Hay personajes que aparecen moviéndose entre algunas causas judiciales a través de una frontera porosa: González Moreno –muerto- y otros “empresarios” de medios –vivos están vinculados hasta el cuello en las investigaciones judiciales por cobros de publicidad oficial en la campaña para Arturo Colombi. De este lado del mostrador están los funcionarios que autorizaban los pagos: el ex gobernador Arturo Colombi, el Senador Nacional José María Roldán, el ex informador oficial Zampa y otros.

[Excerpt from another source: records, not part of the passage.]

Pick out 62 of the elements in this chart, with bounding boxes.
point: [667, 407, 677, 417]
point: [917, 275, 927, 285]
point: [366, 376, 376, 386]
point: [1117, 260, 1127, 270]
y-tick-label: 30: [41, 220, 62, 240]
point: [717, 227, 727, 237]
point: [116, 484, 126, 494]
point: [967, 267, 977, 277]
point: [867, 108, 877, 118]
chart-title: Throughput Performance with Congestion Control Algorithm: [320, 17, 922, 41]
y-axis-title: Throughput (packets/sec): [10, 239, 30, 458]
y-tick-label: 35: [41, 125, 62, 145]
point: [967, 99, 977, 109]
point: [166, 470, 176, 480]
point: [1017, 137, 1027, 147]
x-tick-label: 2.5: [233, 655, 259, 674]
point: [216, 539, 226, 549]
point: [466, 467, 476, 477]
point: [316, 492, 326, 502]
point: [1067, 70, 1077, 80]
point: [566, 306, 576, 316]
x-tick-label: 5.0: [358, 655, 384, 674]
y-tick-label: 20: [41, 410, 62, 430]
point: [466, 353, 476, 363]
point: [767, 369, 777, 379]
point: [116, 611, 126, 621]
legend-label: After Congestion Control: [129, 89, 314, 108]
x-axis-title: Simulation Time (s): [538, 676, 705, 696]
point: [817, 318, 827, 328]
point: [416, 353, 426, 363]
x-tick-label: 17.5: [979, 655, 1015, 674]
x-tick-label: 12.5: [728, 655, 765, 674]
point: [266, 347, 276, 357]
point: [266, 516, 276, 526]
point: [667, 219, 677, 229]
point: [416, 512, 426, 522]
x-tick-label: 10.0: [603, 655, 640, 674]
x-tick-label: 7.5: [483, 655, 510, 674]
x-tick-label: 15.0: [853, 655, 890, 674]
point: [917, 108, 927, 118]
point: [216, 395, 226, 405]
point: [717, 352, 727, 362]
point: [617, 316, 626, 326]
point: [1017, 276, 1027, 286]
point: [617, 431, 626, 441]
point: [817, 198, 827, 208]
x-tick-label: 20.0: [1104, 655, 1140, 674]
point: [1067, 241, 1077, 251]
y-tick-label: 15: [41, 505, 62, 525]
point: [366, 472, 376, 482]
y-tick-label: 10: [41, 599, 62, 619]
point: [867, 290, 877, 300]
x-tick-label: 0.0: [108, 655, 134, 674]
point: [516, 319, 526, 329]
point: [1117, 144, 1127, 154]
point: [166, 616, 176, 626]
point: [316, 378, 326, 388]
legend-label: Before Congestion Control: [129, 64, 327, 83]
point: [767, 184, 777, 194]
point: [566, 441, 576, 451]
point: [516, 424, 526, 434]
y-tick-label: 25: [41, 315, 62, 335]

En días anteriores a esa muerte hubo suspensión de pagos por publicidad en otra causa penal, ¿hubo diferencias financieras importantes entre González Moreno y sus posibles mandantes derivadas de la suspensión de pagos?, ¿encubría a sus posibles mandantes?

La noche del miércoles y el jueves anterior a su muerte, González Moreno tuvo reuniones con empresarios alineados al gobierno de turno y con personajes de la política provincial. Buena parte de esos vínculos tiene que ver con el latrocinio de los “empresarios” de medios –vivos

El asunto que hasta hoy no está judicialmente conectado con esa muerte tiene que ver con los empleados de algunos medios de prensa que cobraban como “ñoquis” en la ventanilla de la Legislatura. El último almuerzo de González Moreno, el jueves 1º de octubre en el Hotel de Turismo, fue compartido con doña Josefina Meabe de Matho, la entonces presidenta de la Cámara de Diputados que contrataba ñoquis que trabajaban para la “Agencia Corrientes” y para otros amigos.